20 years after the introduction of Scotland’s largely ineffective fox hunting ‘ban’, leading animal welfare campaigns charity OneKind welcomes the introduction of the Hunting with Dogs (Scotland) Bill. It will replace the current legislation, which has loopholes that allow fox hunting to continue.
The Protection of Wild Mammals (Scotland) Act 2002 prohibits hunting wild mammals with dogs, but has several exceptions that have been exploited over the years by hunting parties across Scotland. Inconsistent language, a lack of clarity, and an onerous burden of proof have also made enforcement by the authorities difficult. In practice, hunts have continued to meet regularly, under the guise of flushing foxes to guns for supposed population control.
OneKind Director, Bob Elliot, said:
“We are extremely glad to see this Bill, which is much needed and long overdue. We cannot quite believe that it has taken 20 years to have the prospect of a real fox hunting ban; we should have had one in 2002.
“A real ban on fox hunting is something that the Scottish people overwhelmingly support, and many are surprised that this cruel pastime has not yet been consigned to the history books.
“This new Bill will address the main deficiencies in the current fox hunting legislation, which is something OneKind has long been calling for. It will clarify the language and impose a limit of two dogs for any excepted activities, which should effectively end hunting with a pack of hounds. This is very welcome news indeed.
“However, we do not believe a licensing scheme to allow the use of more than two dogs in certain circumstances is justified. We are also dismayed to see an exception to allow the use of two dogs to ‘provide quarry for falconry, game shooting or deer stalking’. There should be no exceptions at all to the ban on hunting wild mammals with dogs, but if exceptions are to continue, then they must be reserved for extraordinary circumstances and only the use of two dogs should be permitted.”
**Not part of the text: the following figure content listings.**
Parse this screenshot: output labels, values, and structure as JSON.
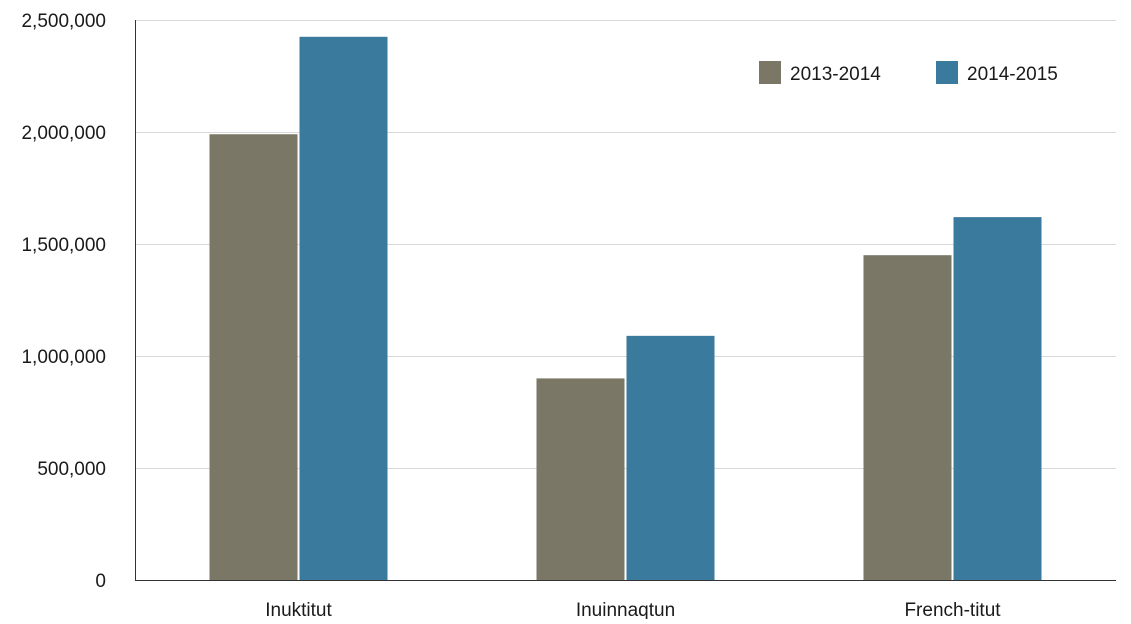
{
  "chart_data": {
    "type": "bar",
    "title": "",
    "xlabel": "",
    "ylabel": "",
    "categories": [
      "Inuktitut",
      "Inuinnaqtun",
      "French-titut"
    ],
    "series": [
      {
        "name": "2013-2014",
        "color": "#7a7766",
        "values": [
          1990000,
          900000,
          1450000
        ]
      },
      {
        "name": "2014-2015",
        "color": "#3a7a9c",
        "values": [
          2425000,
          1090000,
          1620000
        ]
      }
    ],
    "ylim": [
      0,
      2500000
    ],
    "yticks": [
      0,
      500000,
      1000000,
      1500000,
      2000000,
      2500000
    ],
    "ytick_labels": [
      "0",
      "500,000",
      "1,000,000",
      "1,500,000",
      "2,000,000",
      "2,500,000"
    ],
    "grid": true,
    "legend_position": "top-right"
  }
}
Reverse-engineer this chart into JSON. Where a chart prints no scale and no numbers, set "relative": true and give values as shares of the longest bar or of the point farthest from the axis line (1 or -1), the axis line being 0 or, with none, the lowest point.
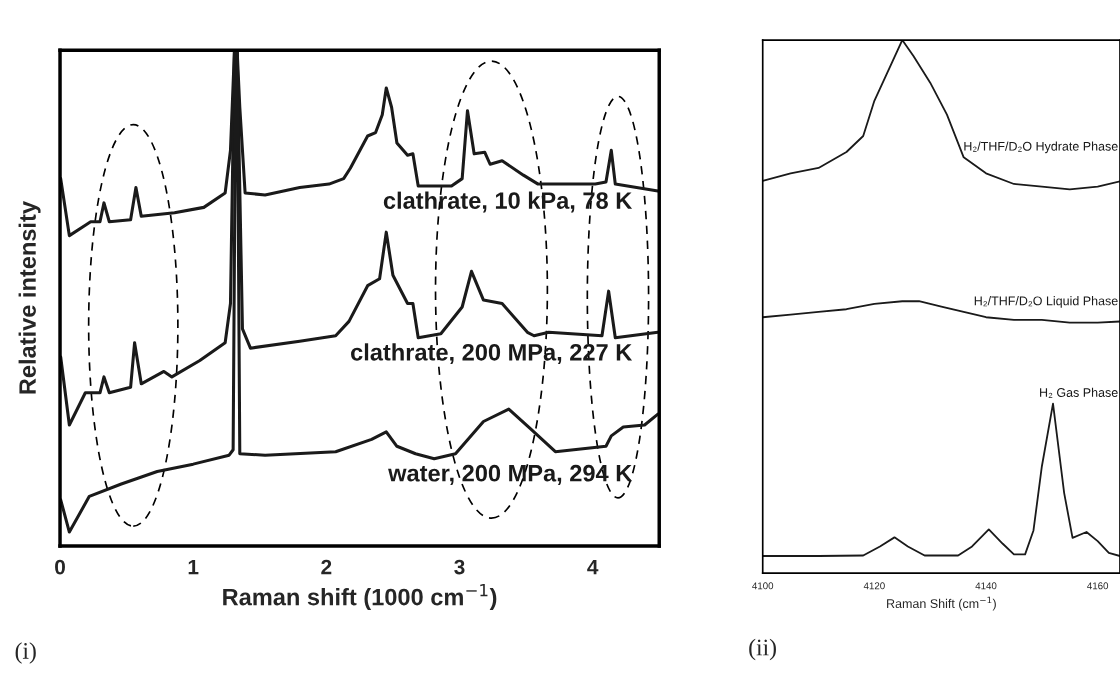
{
  "chart_data": [
    {
      "type": "line",
      "xlabel": "Raman shift (1000 cm$^{−1}$)",
      "ylabel": "Relative intensity",
      "relative": true,
      "xlim": [
        0,
        4.5
      ],
      "xticks": [
        0,
        1,
        2,
        3,
        4
      ],
      "annotations": [
        "(i)"
      ],
      "series": [
        {
          "name": "clathrate, 10 kPa, 78 K",
          "color": "#1a1a1a",
          "x": [
            0.005,
            0.07,
            0.19,
            0.23,
            0.3,
            0.33,
            0.37,
            0.53,
            0.57,
            0.61,
            0.86,
            1.08,
            1.24,
            1.28,
            1.31,
            1.33,
            1.35,
            1.39,
            1.54,
            1.8,
            2.02,
            2.13,
            2.18,
            2.31,
            2.37,
            2.42,
            2.45,
            2.49,
            2.53,
            2.61,
            2.65,
            2.69,
            2.94,
            3.02,
            3.06,
            3.11,
            3.19,
            3.23,
            3.32,
            3.48,
            3.59,
            4.02,
            4.1,
            4.14,
            4.17,
            4.49
          ],
          "values": [
            0.741,
            0.626,
            0.647,
            0.654,
            0.654,
            0.692,
            0.654,
            0.658,
            0.723,
            0.665,
            0.672,
            0.683,
            0.712,
            0.798,
            1.0,
            1.0,
            0.885,
            0.712,
            0.708,
            0.723,
            0.73,
            0.741,
            0.762,
            0.827,
            0.834,
            0.87,
            0.924,
            0.885,
            0.813,
            0.788,
            0.791,
            0.726,
            0.726,
            0.741,
            0.878,
            0.791,
            0.794,
            0.77,
            0.777,
            0.748,
            0.73,
            0.73,
            0.734,
            0.798,
            0.73,
            0.716
          ]
        },
        {
          "name": "clathrate, 200 MPa, 227 K",
          "color": "#1a1a1a",
          "x": [
            0.005,
            0.07,
            0.19,
            0.23,
            0.3,
            0.33,
            0.37,
            0.53,
            0.56,
            0.61,
            0.78,
            0.84,
            1.05,
            1.24,
            1.28,
            1.31,
            1.33,
            1.37,
            1.43,
            1.8,
            2.07,
            2.17,
            2.31,
            2.4,
            2.45,
            2.5,
            2.61,
            2.65,
            2.69,
            2.86,
            3.02,
            3.09,
            3.18,
            3.32,
            3.51,
            3.56,
            3.67,
            4.07,
            4.12,
            4.17,
            4.49
          ],
          "values": [
            0.381,
            0.244,
            0.309,
            0.309,
            0.309,
            0.341,
            0.309,
            0.32,
            0.41,
            0.327,
            0.352,
            0.341,
            0.374,
            0.41,
            0.489,
            1.0,
            1.0,
            0.438,
            0.399,
            0.413,
            0.424,
            0.453,
            0.525,
            0.539,
            0.633,
            0.546,
            0.489,
            0.489,
            0.42,
            0.428,
            0.482,
            0.554,
            0.496,
            0.489,
            0.431,
            0.424,
            0.431,
            0.424,
            0.514,
            0.42,
            0.431
          ]
        },
        {
          "name": "water, 200 MPa, 294 K",
          "color": "#1a1a1a",
          "x": [
            0.005,
            0.07,
            0.22,
            0.46,
            0.73,
            1.0,
            1.27,
            1.3,
            1.32,
            1.33,
            1.35,
            1.54,
            2.07,
            2.34,
            2.45,
            2.53,
            2.67,
            2.81,
            2.97,
            3.18,
            3.37,
            3.53,
            3.72,
            4.1,
            4.14,
            4.23,
            4.39,
            4.49
          ],
          "values": [
            0.093,
            0.028,
            0.1,
            0.125,
            0.15,
            0.165,
            0.183,
            0.194,
            1.0,
            1.0,
            0.186,
            0.183,
            0.19,
            0.215,
            0.23,
            0.201,
            0.186,
            0.176,
            0.186,
            0.251,
            0.276,
            0.237,
            0.19,
            0.201,
            0.222,
            0.24,
            0.244,
            0.266
          ]
        }
      ]
    },
    {
      "type": "line",
      "xlabel": "Raman Shift (cm$^{−1}$)",
      "relative": true,
      "xlim": [
        4100,
        4164
      ],
      "xticks": [
        4100,
        4120,
        4140,
        4160
      ],
      "annotations": [
        "(ii)"
      ],
      "series": [
        {
          "name": "H₂/THF/D₂O Hydrate Phase",
          "color": "#1a1a1a",
          "x": [
            4100,
            4105,
            4110,
            4115,
            4118,
            4120,
            4125,
            4127,
            4130,
            4133,
            4136,
            4140,
            4145,
            4150,
            4155,
            4160,
            4164
          ],
          "values": [
            0.736,
            0.75,
            0.76,
            0.79,
            0.82,
            0.886,
            1.0,
            0.97,
            0.92,
            0.86,
            0.78,
            0.75,
            0.73,
            0.725,
            0.72,
            0.725,
            0.735
          ]
        },
        {
          "name": "H₂/THF/D₂O Liquid Phase",
          "color": "#1a1a1a",
          "x": [
            4100,
            4105,
            4110,
            4115,
            4120,
            4125,
            4128,
            4132,
            4136,
            4140,
            4145,
            4150,
            4155,
            4160,
            4164
          ],
          "values": [
            0.48,
            0.485,
            0.49,
            0.495,
            0.505,
            0.51,
            0.51,
            0.5,
            0.49,
            0.48,
            0.475,
            0.475,
            0.47,
            0.47,
            0.472
          ]
        },
        {
          "name": "H₂ Gas Phase",
          "color": "#1a1a1a",
          "x": [
            4100,
            4110,
            4118,
            4121,
            4123.6,
            4126,
            4129,
            4135,
            4137.5,
            4140.5,
            4143,
            4145,
            4147,
            4148.5,
            4150,
            4152,
            4154,
            4155.5,
            4158,
            4160,
            4162,
            4164
          ],
          "values": [
            0.032,
            0.032,
            0.033,
            0.05,
            0.067,
            0.05,
            0.033,
            0.033,
            0.05,
            0.082,
            0.055,
            0.035,
            0.035,
            0.08,
            0.2,
            0.318,
            0.15,
            0.066,
            0.077,
            0.06,
            0.038,
            0.032
          ]
        }
      ]
    }
  ]
}
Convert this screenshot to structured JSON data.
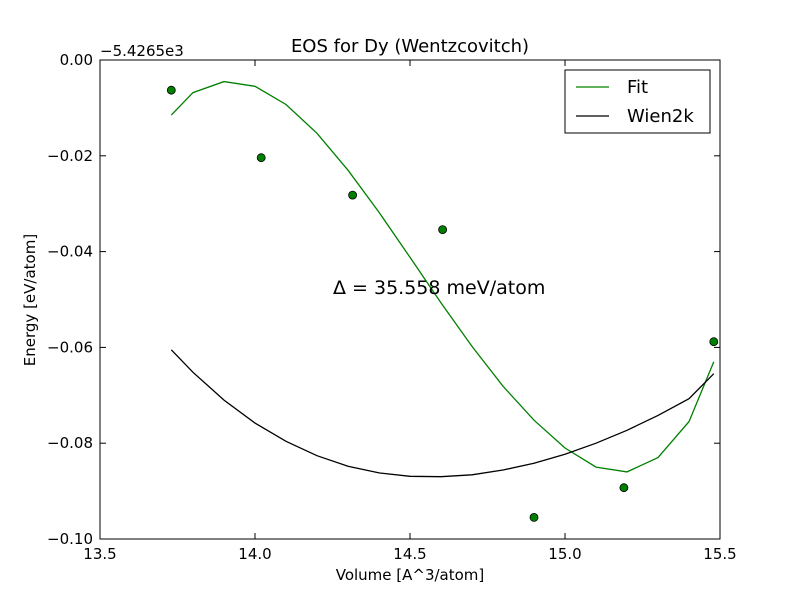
{
  "chart_data": {
    "type": "scatter",
    "title": "EOS for Dy (Wentzcovitch)",
    "xlabel": "Volume [A^3/atom]",
    "ylabel": "Energy [eV/atom]",
    "offset_label": "−5.4265e3",
    "xlim": [
      13.5,
      15.5
    ],
    "ylim": [
      -0.1,
      0.0
    ],
    "x_ticks": [
      "13.5",
      "14.0",
      "14.5",
      "15.0",
      "15.5"
    ],
    "y_ticks": [
      "0.00",
      "−0.02",
      "−0.04",
      "−0.06",
      "−0.08",
      "−0.10"
    ],
    "grid": false,
    "legend_position": "top-right",
    "annotation": "Δ = 35.558 meV/atom",
    "points": {
      "color": "#007f00",
      "x": [
        13.73,
        14.02,
        14.315,
        14.605,
        14.9,
        15.19,
        15.48
      ],
      "y": [
        -0.0063,
        -0.0204,
        -0.0282,
        -0.0354,
        -0.0955,
        -0.0893,
        -0.0588
      ]
    },
    "series": [
      {
        "name": "Fit",
        "color": "#008000",
        "x": [
          13.73,
          13.8,
          13.9,
          14.0,
          14.1,
          14.2,
          14.3,
          14.4,
          14.5,
          14.6,
          14.7,
          14.8,
          14.9,
          15.0,
          15.1,
          15.2,
          15.3,
          15.4,
          15.48
        ],
        "y": [
          -0.0115,
          -0.0068,
          -0.0045,
          -0.0055,
          -0.0093,
          -0.0153,
          -0.023,
          -0.0318,
          -0.0412,
          -0.0507,
          -0.0598,
          -0.0681,
          -0.0752,
          -0.081,
          -0.085,
          -0.086,
          -0.083,
          -0.0755,
          -0.063
        ]
      },
      {
        "name": "Wien2k",
        "color": "#000000",
        "x": [
          13.73,
          13.8,
          13.9,
          14.0,
          14.1,
          14.2,
          14.3,
          14.4,
          14.5,
          14.6,
          14.7,
          14.8,
          14.9,
          15.0,
          15.1,
          15.2,
          15.3,
          15.4,
          15.48
        ],
        "y": [
          -0.0605,
          -0.0652,
          -0.071,
          -0.0758,
          -0.0796,
          -0.0826,
          -0.0848,
          -0.0862,
          -0.0869,
          -0.087,
          -0.0866,
          -0.0856,
          -0.0842,
          -0.0823,
          -0.08,
          -0.0773,
          -0.0742,
          -0.0707,
          -0.0655
        ]
      }
    ]
  }
}
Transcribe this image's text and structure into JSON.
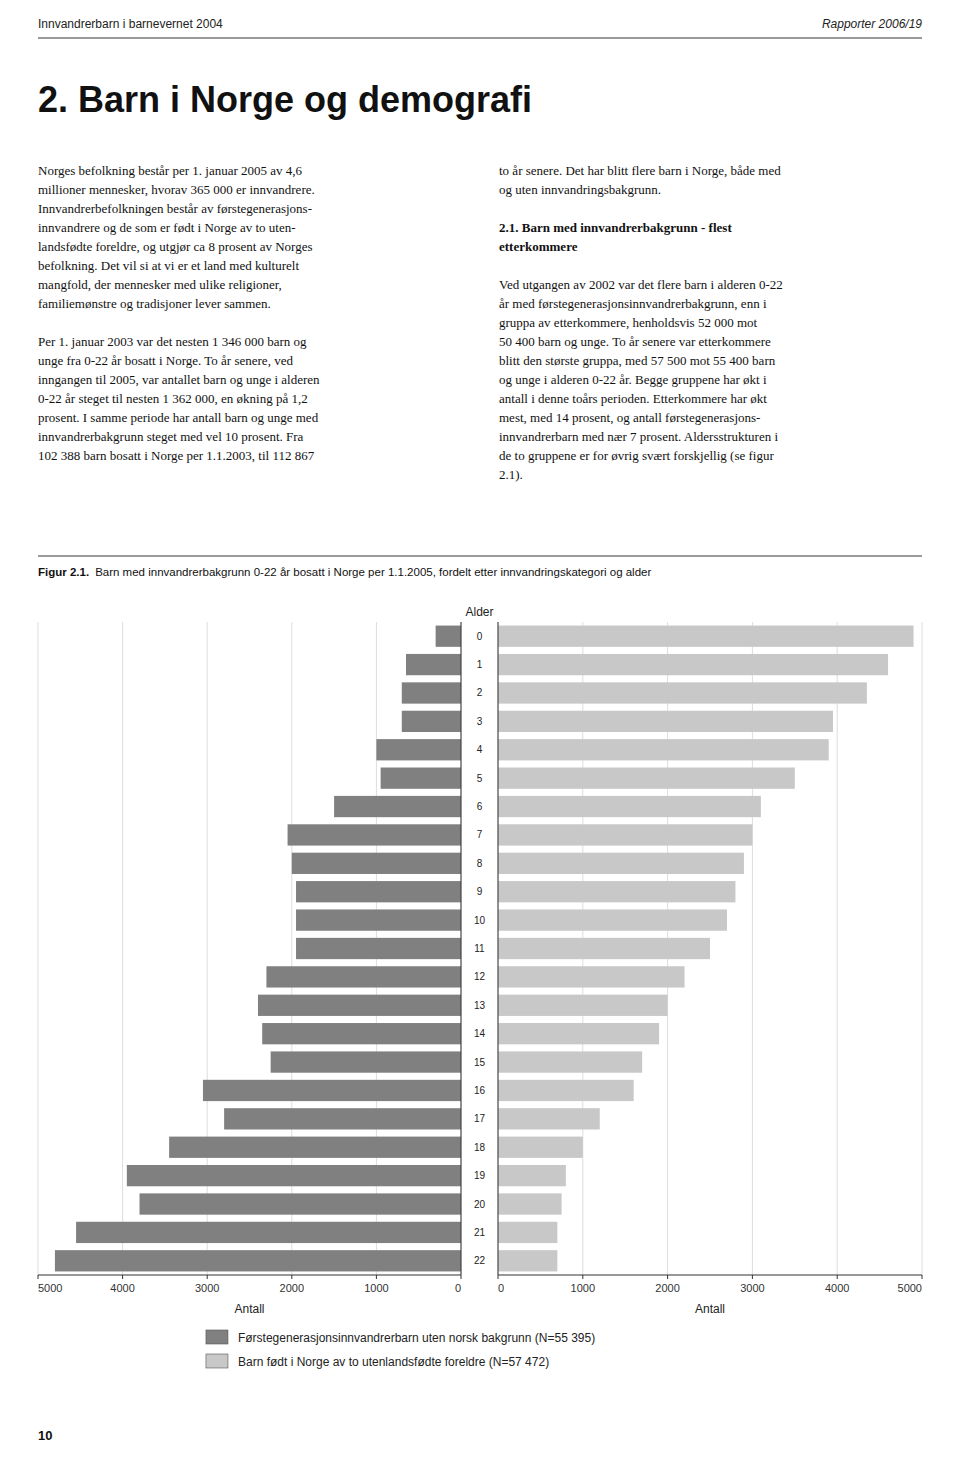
{
  "page_text": {
    "header_left": "Innvandrerbarn i barnevernet 2004",
    "header_right": "Rapporter 2006/19",
    "section_title": "2.  Barn i Norge og demografi",
    "body_left": [
      [
        "Norges befolkning består per 1. januar 2005 av 4,6",
        "millioner mennesker, hvorav 365 000 er innvandrere.",
        "Innvandrerbefolkningen består av førstegenerasjons-",
        "innvandrere og de som er født i Norge av to uten-",
        "landsfødte foreldre, og utgjør ca 8 prosent av Norges",
        "befolkning. Det vil si at vi er et land med kulturelt",
        "mangfold, der mennesker med ulike religioner,",
        "familiemønstre og tradisjoner lever sammen."
      ],
      [
        "Per 1. januar 2003 var det nesten 1 346 000 barn og",
        "unge fra 0-22 år bosatt i Norge. To år senere, ved",
        "inngangen til 2005, var antallet barn og unge i alderen",
        "0-22 år steget til nesten 1 362 000, en økning på 1,2",
        "prosent. I samme periode har antall barn og unge med",
        "innvandrerbakgrunn steget med vel 10 prosent. Fra",
        "102 388 barn bosatt i Norge per 1.1.2003, til 112 867"
      ]
    ],
    "body_right_before": [
      "to år senere. Det har blitt flere barn i Norge, både med",
      "og uten innvandringsbakgrunn."
    ],
    "subheading": [
      "2.1.  Barn med innvandrerbakgrunn - flest",
      "etterkommere"
    ],
    "body_right_after": [
      "Ved utgangen av 2002 var det flere barn i alderen 0-22",
      "år med førstegenerasjonsinnvandrerbakgrunn, enn i",
      "gruppa av etterkommere, henholdsvis 52 000 mot",
      "50 400 barn og unge. To år senere var etterkommere",
      "blitt den største gruppa, med 57 500 mot 55 400 barn",
      "og unge i alderen 0-22 år. Begge gruppene har økt i",
      "antall i denne toårs perioden. Etterkommere har økt",
      "mest, med 14 prosent, og antall førstegenerasjons-",
      "innvandrerbarn med nær 7 prosent. Aldersstrukturen i",
      "de to gruppene er for øvrig svært forskjellig (se figur",
      "2.1)."
    ],
    "page_number": "10"
  },
  "chart_data": {
    "type": "bar",
    "orientation": "horizontal",
    "title": "Figur 2.1.",
    "subtitle": "Barn med innvandrerbakgrunn 0-22 år bosatt i Norge per 1.1.2005, fordelt etter innvandringskategori og alder",
    "xlabel": "Antall",
    "ylabel": "Alder",
    "categories": [
      22,
      21,
      20,
      19,
      18,
      17,
      16,
      15,
      14,
      13,
      12,
      11,
      10,
      9,
      8,
      7,
      6,
      5,
      4,
      3,
      2,
      1,
      0
    ],
    "series": [
      {
        "name": "Førstegenerasjonsinnvandrerbarn uten norsk bakgrunn (N=55 395)",
        "color": "#808080",
        "values": [
          4800,
          4550,
          3800,
          3950,
          3450,
          2800,
          3050,
          2250,
          2350,
          2400,
          2300,
          1950,
          1950,
          1950,
          2000,
          2050,
          1500,
          950,
          1000,
          700,
          700,
          650,
          300
        ]
      },
      {
        "name": "Barn født i Norge av to utenlandsfødte foreldre (N=57 472)",
        "color": "#c8c8c8",
        "values": [
          700,
          700,
          750,
          800,
          1000,
          1200,
          1600,
          1700,
          1900,
          2000,
          2200,
          2500,
          2700,
          2800,
          2900,
          3000,
          3100,
          3500,
          3900,
          3950,
          4350,
          4600,
          4900
        ]
      }
    ],
    "xlim": [
      0,
      5000
    ],
    "xticks": [
      0,
      1000,
      2000,
      3000,
      4000,
      5000
    ],
    "grid": true,
    "legend": "bottom"
  }
}
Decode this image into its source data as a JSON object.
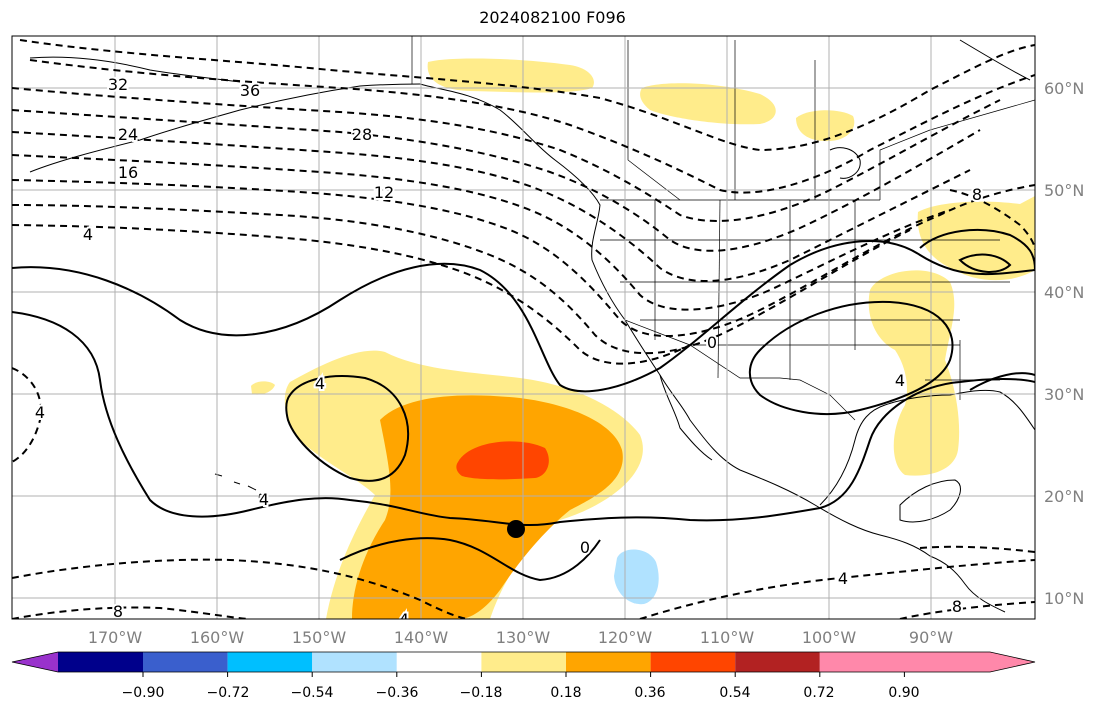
{
  "title": "2024082100 F096",
  "lon_labels": [
    "170°W",
    "160°W",
    "150°W",
    "140°W",
    "130°W",
    "120°W",
    "110°W",
    "100°W",
    "90°W"
  ],
  "lat_labels": [
    "60°N",
    "50°N",
    "40°N",
    "30°N",
    "20°N",
    "10°N"
  ],
  "contour_labels": [
    "32",
    "36",
    "24",
    "28",
    "16",
    "12",
    "4",
    "4",
    "4",
    "4",
    "0",
    "0",
    "4",
    "8",
    "4",
    "8",
    "8",
    "4"
  ],
  "colorbar": {
    "tick_labels": [
      "−0.90",
      "−0.72",
      "−0.54",
      "−0.36",
      "−0.18",
      "0.18",
      "0.36",
      "0.54",
      "0.72",
      "0.90"
    ],
    "colors": [
      "#9932cc",
      "#00008b",
      "#3a5fcd",
      "#00bfff",
      "#b0e2ff",
      "#ffffff",
      "#ffec8b",
      "#ffa500",
      "#ff4500",
      "#b22222",
      "#ff88aa"
    ]
  },
  "colors": {
    "light_yellow": "#ffec8b",
    "orange": "#ffa500",
    "red_orange": "#ff4500",
    "light_blue": "#b0e2ff",
    "grid": "#b0b0b0",
    "contour": "#000000"
  }
}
OneKind also welcomes provisions within the Bill to ban trail hunting and expand the definition of wild mammal to include rabbits and some rodents, who are currently excluded.
On references to fox hunting as a form of ‘pest’ control, Bob said:
“It is encouraging to see that the new Bill does not contain any reference to ‘pest’ control. Words like ‘pest’ and ‘vermin’ should be banished from our vocabulary when discussing wild animals. It is unacceptable in a modern and compassionate society to vilify certain animals depending on their species. In cases where there is conflict between humans and other animals, the 7 principles of ethical wildlife control should be followed.”